5ª. A acção de prestação de contas é tanto mais descabido “in casu” quanto o facto de ser pacífico entre as partes processuais, bastando para assim apurar a leitura dos respectivos articulados, que a R. não praticou quaisquer actos de frutificação do imóvel, não tendo cobrado quaisquer receitas nem efectuado despesas.

6ª. O Meritíssimo Juiz a quo efectua errada interpretação e aplicação dos artigos 460.º e 1014.º, do CPC, ao determinar que a acção especial de prestação de contas é adequada à pretensão expressa pelo Autor, aqui Recorrente.

7ª. A acção declarativa de condenação, sob a forma de processo ordinário, surge como única fórmula processual apta e idónea a dar guarida ao pedido indemnizatório formulado pelo aqui Recorrente.

Conclui pela revogação da decisão recorrida, «ordenando-se o prosseguimento dos autos na instância».

6. A Ré não contra-alegou.

7. O Mmº. Juiz a quo manteve o julgado nos termos do despacho de sustentação tabelar de fls. 85.

8. Efectuado exame preliminar e colhidos os vistos legais, cumpre apreciar e decidir.
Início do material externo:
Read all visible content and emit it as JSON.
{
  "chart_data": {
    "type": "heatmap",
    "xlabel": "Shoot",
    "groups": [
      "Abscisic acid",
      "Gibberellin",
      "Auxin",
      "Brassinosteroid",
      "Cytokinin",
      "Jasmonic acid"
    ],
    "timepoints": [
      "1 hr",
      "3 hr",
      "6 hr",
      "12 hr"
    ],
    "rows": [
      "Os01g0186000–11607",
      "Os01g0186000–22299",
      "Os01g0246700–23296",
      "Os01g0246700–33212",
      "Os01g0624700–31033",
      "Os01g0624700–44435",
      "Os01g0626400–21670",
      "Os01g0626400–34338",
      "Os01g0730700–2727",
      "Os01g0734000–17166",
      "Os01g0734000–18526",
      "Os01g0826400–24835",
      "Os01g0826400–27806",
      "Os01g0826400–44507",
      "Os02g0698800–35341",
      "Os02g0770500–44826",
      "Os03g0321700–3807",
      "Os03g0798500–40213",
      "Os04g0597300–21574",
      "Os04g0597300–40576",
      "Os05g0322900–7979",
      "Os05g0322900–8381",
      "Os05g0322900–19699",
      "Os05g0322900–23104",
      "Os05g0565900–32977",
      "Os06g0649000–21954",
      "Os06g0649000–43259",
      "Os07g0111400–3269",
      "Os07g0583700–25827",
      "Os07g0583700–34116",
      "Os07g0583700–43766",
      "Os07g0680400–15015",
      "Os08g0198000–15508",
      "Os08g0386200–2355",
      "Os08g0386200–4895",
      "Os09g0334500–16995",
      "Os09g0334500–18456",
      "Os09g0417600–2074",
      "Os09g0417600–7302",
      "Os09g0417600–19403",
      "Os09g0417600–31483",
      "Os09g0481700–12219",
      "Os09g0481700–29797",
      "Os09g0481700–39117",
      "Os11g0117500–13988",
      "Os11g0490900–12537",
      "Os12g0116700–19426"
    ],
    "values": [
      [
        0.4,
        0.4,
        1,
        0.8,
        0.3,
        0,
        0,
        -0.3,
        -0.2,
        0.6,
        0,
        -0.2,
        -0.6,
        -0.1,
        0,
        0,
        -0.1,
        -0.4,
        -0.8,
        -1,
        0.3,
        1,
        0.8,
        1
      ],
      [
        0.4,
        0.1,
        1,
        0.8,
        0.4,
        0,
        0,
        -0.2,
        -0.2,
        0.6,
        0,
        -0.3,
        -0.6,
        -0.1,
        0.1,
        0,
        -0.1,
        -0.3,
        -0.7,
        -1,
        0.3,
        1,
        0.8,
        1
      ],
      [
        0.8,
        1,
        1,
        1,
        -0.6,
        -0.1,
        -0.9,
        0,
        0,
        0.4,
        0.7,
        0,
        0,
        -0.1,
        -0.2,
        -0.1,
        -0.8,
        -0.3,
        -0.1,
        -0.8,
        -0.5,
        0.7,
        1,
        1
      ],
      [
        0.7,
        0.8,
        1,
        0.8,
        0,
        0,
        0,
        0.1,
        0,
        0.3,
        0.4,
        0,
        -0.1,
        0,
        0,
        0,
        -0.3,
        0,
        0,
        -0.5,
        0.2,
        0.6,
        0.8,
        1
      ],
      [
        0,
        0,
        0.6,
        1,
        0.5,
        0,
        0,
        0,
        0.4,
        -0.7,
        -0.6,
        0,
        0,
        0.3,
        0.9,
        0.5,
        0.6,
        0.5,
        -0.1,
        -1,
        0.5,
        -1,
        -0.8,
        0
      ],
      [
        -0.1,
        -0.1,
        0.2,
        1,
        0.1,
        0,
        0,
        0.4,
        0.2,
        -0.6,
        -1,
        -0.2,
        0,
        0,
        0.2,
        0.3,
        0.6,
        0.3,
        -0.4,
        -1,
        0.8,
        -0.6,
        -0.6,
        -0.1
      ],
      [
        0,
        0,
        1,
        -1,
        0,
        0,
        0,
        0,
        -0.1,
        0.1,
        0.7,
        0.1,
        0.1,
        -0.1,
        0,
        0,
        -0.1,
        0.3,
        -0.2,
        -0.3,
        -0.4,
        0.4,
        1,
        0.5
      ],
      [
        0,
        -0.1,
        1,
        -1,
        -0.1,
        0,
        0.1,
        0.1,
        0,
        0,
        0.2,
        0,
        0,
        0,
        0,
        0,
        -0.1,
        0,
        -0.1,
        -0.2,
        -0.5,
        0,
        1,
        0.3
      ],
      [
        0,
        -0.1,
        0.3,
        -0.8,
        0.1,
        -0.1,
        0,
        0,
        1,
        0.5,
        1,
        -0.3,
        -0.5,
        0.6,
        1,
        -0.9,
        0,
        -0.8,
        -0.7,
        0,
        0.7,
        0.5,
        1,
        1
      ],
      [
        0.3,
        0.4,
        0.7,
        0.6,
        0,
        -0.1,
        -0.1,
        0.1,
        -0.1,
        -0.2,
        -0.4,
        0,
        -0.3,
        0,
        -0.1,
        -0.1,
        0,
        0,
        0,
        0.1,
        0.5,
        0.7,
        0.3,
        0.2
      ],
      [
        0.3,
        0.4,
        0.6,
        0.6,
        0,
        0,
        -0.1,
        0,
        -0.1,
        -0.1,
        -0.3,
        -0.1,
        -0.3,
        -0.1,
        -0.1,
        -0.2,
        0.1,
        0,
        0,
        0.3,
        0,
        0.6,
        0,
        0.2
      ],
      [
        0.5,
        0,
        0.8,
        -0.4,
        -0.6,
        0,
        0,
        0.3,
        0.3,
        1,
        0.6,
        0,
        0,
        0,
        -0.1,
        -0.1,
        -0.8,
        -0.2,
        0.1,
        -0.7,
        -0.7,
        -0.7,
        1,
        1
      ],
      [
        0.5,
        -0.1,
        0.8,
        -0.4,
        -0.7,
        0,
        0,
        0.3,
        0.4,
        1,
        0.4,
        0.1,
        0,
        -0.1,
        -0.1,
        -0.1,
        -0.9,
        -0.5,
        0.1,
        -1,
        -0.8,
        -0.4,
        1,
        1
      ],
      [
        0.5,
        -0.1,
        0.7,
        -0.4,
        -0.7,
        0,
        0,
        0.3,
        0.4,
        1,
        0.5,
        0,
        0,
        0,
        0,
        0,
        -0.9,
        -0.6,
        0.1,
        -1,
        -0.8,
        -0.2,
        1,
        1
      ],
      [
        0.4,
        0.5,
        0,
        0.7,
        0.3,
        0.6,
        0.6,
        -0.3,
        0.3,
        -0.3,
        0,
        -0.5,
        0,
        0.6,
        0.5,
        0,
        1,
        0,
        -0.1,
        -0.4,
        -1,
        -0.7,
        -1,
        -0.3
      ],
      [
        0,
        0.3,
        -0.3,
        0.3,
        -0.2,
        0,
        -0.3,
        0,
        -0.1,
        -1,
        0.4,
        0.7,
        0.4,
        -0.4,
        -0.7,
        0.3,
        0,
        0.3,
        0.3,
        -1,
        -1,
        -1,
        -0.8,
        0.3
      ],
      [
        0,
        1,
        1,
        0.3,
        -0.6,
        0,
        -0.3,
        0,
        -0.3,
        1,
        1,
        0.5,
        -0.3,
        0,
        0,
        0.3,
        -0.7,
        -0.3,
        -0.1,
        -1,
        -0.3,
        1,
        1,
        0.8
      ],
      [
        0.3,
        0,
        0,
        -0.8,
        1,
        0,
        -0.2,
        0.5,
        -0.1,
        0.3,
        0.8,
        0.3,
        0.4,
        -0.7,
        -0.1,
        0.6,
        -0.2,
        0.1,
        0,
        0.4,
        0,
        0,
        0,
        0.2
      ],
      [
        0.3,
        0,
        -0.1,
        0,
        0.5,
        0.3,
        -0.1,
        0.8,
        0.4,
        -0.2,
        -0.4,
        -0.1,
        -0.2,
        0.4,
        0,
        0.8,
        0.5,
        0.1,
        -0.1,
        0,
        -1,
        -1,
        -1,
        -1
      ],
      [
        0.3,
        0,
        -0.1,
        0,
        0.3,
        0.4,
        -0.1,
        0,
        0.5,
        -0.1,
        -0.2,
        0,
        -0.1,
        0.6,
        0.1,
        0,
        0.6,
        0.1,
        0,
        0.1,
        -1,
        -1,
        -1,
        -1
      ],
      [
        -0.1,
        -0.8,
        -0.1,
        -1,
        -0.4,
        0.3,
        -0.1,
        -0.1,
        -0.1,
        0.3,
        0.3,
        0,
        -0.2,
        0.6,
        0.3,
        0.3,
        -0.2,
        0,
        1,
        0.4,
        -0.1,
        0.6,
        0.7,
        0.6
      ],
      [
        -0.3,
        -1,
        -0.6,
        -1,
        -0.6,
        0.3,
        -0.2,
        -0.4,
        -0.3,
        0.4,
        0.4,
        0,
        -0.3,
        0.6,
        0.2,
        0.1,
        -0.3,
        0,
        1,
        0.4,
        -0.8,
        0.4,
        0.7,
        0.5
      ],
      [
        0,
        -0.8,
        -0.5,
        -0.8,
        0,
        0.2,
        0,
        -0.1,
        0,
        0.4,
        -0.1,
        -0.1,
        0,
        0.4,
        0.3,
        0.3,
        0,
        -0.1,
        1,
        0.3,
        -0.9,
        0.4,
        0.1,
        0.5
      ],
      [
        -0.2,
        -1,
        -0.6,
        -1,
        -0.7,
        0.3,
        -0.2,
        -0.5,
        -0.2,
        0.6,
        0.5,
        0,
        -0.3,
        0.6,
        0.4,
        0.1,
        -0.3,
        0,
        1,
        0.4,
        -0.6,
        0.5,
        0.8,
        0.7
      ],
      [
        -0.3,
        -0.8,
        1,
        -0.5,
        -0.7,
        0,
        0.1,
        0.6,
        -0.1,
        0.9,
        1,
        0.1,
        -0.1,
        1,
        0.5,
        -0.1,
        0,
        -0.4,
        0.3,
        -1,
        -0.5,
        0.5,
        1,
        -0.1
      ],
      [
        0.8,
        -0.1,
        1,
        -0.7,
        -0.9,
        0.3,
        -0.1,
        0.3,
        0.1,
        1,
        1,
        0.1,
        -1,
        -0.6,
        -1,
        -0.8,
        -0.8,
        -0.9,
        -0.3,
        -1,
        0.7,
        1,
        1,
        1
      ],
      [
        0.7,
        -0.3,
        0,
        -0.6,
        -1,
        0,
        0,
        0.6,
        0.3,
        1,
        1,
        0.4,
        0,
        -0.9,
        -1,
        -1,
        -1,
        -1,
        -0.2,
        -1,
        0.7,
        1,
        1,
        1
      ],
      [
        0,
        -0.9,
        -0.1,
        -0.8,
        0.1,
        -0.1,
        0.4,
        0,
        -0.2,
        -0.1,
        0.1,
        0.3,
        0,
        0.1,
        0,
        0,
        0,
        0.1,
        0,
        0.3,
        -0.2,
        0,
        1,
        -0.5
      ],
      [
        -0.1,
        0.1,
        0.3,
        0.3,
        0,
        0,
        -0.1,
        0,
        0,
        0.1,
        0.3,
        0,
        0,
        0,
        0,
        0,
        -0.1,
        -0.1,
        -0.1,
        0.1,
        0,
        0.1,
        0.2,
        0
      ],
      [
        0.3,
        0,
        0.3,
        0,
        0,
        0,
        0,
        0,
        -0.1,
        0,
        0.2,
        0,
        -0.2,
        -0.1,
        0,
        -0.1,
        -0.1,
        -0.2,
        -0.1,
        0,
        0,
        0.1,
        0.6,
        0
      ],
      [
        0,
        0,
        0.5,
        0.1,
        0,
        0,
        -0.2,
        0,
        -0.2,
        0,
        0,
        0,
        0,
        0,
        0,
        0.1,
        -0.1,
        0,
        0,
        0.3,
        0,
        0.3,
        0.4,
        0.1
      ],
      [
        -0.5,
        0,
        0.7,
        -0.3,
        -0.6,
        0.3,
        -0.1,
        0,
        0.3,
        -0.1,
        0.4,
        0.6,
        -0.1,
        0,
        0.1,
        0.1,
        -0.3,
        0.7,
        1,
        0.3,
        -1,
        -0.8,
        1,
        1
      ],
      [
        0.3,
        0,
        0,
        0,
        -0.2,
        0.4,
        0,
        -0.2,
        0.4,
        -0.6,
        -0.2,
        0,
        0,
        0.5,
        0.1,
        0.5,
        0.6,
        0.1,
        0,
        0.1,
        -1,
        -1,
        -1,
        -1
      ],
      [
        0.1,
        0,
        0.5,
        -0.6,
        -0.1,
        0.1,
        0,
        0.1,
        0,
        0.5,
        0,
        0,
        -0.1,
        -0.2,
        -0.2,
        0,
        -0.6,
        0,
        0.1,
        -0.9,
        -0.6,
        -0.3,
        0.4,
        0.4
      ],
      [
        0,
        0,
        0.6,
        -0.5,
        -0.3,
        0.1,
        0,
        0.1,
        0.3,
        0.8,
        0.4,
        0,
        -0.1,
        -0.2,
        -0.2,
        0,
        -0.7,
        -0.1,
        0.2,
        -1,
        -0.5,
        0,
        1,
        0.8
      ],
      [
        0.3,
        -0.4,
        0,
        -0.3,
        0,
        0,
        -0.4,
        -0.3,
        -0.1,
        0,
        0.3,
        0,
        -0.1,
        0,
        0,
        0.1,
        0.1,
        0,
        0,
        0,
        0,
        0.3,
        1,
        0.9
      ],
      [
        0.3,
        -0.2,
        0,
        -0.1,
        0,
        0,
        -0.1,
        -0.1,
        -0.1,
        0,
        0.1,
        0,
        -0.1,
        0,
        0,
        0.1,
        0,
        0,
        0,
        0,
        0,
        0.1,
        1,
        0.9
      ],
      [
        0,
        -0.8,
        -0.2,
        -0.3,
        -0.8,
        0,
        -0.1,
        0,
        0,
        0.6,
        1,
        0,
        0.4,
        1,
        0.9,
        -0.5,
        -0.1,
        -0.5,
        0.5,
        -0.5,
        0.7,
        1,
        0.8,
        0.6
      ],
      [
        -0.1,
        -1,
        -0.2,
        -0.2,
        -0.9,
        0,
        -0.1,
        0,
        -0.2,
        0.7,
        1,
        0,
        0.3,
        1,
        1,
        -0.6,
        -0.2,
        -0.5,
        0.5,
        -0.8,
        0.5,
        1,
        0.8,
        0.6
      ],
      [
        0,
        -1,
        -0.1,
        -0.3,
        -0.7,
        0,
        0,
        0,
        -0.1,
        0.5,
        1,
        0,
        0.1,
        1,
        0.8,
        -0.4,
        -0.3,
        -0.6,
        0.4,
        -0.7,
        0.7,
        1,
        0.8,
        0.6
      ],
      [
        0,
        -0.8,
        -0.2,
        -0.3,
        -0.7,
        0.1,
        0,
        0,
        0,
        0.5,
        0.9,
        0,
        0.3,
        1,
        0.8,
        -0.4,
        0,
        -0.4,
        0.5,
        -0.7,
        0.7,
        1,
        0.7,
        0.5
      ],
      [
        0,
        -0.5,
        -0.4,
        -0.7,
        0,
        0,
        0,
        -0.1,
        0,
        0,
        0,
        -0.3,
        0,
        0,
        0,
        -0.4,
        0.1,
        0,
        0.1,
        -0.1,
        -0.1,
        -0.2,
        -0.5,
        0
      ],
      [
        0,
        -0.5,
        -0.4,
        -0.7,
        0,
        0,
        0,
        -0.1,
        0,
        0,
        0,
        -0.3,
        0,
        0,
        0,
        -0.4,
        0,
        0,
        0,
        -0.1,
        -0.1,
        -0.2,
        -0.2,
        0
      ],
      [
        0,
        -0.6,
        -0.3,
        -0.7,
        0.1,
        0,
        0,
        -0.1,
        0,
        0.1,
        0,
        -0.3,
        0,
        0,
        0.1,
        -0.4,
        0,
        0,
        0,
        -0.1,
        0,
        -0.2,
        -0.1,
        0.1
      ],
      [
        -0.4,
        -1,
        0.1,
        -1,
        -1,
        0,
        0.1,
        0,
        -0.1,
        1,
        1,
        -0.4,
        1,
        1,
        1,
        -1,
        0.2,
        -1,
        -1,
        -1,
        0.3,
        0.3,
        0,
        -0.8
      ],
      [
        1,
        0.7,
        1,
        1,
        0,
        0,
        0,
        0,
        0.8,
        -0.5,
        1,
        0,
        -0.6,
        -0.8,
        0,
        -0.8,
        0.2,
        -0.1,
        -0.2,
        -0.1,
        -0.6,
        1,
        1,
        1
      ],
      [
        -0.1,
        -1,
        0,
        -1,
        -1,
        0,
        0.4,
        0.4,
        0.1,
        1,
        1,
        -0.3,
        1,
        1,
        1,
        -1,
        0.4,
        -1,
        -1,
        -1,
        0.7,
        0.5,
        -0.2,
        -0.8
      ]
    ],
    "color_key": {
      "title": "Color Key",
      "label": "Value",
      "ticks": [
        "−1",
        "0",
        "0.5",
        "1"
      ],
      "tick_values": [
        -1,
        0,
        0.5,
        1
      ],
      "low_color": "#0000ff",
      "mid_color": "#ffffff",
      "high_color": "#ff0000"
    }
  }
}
II. Delimitação do objecto do recurso

Conforme deflui do disposto nos artigos 684º, nº 3, e 690º, nºs 1 e 2, ambos do Cód. Proc. Civil, o âmbito de intervenção do tribunal ad quem é delimitado em função do teor das conclusões com que o recorrente remata a sua alegação (aí indicando, de forma sintética, os fundamentos por que pede a alteração ou anulação da decisão recorrida), só sendo lícito ao tribunal de recurso apreciar as questões desse modo sintetizadas, sem prejuízo das que importe conhecer oficiosamente por imperativo do artº. 660º ex vi do artº. 713º, nº 2, do citado diploma legal.
Dentro dos preditos parâmetros, emerge das conclusões da alegação recursória apresentada que o objecto do presente recurso está circunscrito apenas à questão solvenda de saber se ocorre erro na forma de processo que importa a nulidade de todo o processo.

III. Fundamentação

1. Do contexto processual relevante:
1.1. No petitório, formula o A. pedido de condenação da Ré no pagamento:

- da quantia de 19.500.$00, como sua dívida ao A. relativa ao uso do prédio comum, equivalente a 50% do valor global das rendas vencidas desde Outubro de 2001, acrescida de juros legais, contados desde a data da citação até integral pagamento;

- mensalmente, da quantia de 125.000$00, como retribuição pelo uso do referido prédio, seja ou não a título de arrendamento, desde Novembro de 2001 até à efectivação da partilha;

- se assim se não entender, o valor das rendas vencidas, desde Outubro de 1988 até Outubro de 2001, relativa ao uso do citado imóvel, e vincendas à razão mensal de 250.000$00, devidas ao património comum indiviso.

1.2. O despacho saneador, ora sob recurso, é do seguinte teor, na parte respeitante ao conhecimento do erro na forma de processo:

« Quanto à forma de processo

Com a presente acção o Autor visa obter o ressarcimento do que entende constituir seus prejuízos, decorrentes da utilização exclusiva por parte da Ré, sua ex-mulher, do imóvel património comum do casal que constituiu a casa de morada de família de ambos, na sequência da decretação do divórcio, por sentença de 30-9-1999, com efeitos patrimoniais a 5-10-1988, correndo actualmente o respectivo processo de inventário.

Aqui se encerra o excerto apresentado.